At 19, when he wrote The Loom of Youth, Alec Waugh was hailed as a promising young writer. All through his 20s he heard the cry repeated. When his younger, sprightlier brother Evelyn (Vile Bodies, Decline and Fall) achieved immediate and continued success, reviewers had not tired of telling readers to watch Alec. Last week, with his thirty-first book, Going Their Own Ways (Farrar & Rinehart $2.50), 40-year-old Alec Waugh was i promising writer still. But it had long been obvious that he would never be as good as his model, John Galsworthy.

Going Their Own Ways is subtitled A Novel of Modern Marriage. Typical examples :

John Fane, a sleepy, upper-middle-class London publisher, father of four grown children; and Mary Fane, who putters around their country home planning parish fetes and dinners for twelve. At 53 John finds he has money, leisure, no fun. Soon he has a town apartment, a mistress, no wife.

Muriel Fane, dull, constantly depressed daughter of John; and Henry Morton, a dreary hop-farmer. Hops slump, she has children; between them they are so comfortably, wholeheartedly gloomy that the marriage survives.

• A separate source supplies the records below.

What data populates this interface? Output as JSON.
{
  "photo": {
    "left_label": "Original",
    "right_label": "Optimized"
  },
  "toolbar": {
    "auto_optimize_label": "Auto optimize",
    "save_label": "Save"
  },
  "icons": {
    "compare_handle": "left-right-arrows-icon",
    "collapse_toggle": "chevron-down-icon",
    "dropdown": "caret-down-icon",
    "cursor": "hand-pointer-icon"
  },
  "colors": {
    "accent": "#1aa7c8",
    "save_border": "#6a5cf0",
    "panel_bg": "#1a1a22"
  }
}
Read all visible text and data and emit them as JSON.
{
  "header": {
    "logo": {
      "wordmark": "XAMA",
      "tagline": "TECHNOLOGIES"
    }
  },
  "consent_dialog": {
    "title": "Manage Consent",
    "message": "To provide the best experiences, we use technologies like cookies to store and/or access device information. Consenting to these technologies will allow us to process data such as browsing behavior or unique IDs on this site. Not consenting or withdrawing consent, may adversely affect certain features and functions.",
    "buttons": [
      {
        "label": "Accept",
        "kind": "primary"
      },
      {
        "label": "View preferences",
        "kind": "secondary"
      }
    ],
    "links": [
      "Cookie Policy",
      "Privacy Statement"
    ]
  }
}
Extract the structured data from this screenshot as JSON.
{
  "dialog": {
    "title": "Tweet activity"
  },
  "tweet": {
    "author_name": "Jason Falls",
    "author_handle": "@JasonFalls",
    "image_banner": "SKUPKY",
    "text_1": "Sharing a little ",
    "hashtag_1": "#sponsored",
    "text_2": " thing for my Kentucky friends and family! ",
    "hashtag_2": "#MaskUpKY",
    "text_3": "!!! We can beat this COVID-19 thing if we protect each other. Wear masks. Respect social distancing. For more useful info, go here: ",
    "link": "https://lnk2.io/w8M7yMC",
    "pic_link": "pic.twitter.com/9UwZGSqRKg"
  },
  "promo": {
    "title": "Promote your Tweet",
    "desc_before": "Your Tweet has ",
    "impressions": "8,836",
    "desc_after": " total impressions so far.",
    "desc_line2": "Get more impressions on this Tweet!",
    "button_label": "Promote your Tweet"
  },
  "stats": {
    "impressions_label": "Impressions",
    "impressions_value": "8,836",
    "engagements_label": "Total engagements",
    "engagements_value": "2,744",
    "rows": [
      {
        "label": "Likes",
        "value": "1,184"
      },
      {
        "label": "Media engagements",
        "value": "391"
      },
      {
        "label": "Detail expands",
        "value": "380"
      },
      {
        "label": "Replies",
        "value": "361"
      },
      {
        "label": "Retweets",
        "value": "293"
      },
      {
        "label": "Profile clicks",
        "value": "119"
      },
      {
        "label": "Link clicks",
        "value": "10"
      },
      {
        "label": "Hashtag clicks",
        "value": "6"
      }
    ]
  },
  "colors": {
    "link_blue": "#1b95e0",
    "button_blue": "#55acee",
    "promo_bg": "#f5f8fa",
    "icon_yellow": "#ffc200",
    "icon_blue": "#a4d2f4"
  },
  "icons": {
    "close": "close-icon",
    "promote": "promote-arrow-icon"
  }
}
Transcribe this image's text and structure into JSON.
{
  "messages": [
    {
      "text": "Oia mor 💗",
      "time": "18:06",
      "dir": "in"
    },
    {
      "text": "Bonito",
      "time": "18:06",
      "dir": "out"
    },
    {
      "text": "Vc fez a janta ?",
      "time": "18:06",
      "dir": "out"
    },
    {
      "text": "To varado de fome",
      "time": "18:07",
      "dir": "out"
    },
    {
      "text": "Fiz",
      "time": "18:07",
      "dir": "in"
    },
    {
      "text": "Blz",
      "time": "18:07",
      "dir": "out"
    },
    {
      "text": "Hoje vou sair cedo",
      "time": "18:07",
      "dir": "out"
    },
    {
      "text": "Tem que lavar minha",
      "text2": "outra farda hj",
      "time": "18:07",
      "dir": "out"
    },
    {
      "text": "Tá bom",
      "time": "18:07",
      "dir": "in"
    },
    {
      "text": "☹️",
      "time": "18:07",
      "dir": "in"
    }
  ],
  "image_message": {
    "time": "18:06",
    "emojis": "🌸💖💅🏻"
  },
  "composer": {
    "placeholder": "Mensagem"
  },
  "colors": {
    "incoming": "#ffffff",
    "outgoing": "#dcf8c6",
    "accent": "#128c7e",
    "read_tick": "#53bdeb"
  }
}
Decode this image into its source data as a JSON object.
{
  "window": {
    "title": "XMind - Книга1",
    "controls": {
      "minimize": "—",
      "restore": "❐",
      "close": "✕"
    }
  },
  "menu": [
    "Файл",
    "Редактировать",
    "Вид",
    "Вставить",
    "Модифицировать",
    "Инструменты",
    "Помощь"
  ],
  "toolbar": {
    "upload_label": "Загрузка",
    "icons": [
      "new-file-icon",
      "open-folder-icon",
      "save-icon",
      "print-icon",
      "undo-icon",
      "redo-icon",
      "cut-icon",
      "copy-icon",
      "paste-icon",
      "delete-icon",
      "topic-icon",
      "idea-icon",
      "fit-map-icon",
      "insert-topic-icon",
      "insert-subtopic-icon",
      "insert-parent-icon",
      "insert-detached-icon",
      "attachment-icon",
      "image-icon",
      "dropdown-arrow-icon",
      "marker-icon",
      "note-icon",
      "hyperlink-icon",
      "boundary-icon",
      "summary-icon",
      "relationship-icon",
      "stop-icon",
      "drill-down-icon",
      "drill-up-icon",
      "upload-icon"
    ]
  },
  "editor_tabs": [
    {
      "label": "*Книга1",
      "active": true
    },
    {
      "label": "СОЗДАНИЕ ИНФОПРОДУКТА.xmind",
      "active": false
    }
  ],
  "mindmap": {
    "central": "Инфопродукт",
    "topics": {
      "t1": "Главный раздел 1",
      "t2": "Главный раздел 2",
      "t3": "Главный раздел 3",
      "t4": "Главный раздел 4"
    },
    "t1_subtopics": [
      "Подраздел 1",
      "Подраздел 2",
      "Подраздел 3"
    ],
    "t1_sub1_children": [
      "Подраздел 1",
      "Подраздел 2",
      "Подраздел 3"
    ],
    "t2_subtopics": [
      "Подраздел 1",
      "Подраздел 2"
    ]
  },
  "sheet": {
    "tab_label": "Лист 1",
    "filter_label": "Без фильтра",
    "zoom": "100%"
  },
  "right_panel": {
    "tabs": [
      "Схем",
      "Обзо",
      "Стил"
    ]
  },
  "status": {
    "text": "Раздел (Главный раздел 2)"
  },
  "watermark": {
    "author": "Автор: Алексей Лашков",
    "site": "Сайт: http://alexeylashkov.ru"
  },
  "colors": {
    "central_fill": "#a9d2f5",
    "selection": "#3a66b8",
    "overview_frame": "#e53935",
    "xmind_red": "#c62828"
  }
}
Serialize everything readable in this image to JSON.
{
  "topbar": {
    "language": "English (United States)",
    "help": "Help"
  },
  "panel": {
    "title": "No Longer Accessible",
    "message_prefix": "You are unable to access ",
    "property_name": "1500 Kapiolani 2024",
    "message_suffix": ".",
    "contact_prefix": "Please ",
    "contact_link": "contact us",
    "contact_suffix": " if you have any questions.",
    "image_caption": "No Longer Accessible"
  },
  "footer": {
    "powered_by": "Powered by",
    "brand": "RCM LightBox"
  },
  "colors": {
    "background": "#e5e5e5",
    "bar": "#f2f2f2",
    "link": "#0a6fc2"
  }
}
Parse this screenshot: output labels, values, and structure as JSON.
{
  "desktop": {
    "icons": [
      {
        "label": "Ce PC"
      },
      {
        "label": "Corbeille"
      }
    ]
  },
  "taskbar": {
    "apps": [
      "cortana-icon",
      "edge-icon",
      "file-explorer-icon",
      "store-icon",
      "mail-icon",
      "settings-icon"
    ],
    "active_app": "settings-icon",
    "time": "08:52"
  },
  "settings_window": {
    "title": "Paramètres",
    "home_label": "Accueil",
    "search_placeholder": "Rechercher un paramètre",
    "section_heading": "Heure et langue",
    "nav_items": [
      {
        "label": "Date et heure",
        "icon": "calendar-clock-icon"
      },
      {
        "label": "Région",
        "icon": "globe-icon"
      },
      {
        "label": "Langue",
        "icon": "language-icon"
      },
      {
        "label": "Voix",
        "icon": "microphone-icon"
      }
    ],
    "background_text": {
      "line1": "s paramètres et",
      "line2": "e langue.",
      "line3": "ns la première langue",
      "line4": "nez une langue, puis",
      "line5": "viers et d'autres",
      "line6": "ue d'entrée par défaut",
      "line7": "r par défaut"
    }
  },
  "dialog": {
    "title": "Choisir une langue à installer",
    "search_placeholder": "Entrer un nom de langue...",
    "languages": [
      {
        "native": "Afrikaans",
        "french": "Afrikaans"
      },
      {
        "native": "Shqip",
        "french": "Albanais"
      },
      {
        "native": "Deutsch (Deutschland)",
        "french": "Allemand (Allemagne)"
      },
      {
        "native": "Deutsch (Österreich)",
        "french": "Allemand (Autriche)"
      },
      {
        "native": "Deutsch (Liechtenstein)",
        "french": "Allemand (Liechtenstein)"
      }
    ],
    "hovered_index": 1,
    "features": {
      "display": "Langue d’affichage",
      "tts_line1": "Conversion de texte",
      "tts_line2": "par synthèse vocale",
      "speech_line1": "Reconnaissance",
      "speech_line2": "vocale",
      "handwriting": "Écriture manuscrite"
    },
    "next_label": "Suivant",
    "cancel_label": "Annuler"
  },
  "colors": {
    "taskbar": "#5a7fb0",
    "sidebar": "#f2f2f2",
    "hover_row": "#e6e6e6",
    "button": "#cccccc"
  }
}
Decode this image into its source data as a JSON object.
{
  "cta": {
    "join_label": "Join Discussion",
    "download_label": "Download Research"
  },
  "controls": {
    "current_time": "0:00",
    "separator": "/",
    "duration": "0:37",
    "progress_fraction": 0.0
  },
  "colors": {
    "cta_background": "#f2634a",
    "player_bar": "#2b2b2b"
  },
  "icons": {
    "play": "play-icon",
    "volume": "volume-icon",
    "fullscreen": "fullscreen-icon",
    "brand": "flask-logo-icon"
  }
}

Galsworthian technique--thorough rubber-necking at upper-middle-class lives --is at best photographic, kaleidoscopic; at worst trite, futile, obvious. One of Alec Waugh's characters testifies against the author on page 263 (not yet the end): "Her marriage had become like a novel on whose two hundredth page the reader, foreseeing the climax, can only remain inquisitive as to the actual means by which the ultimate unravelling is to be achieved."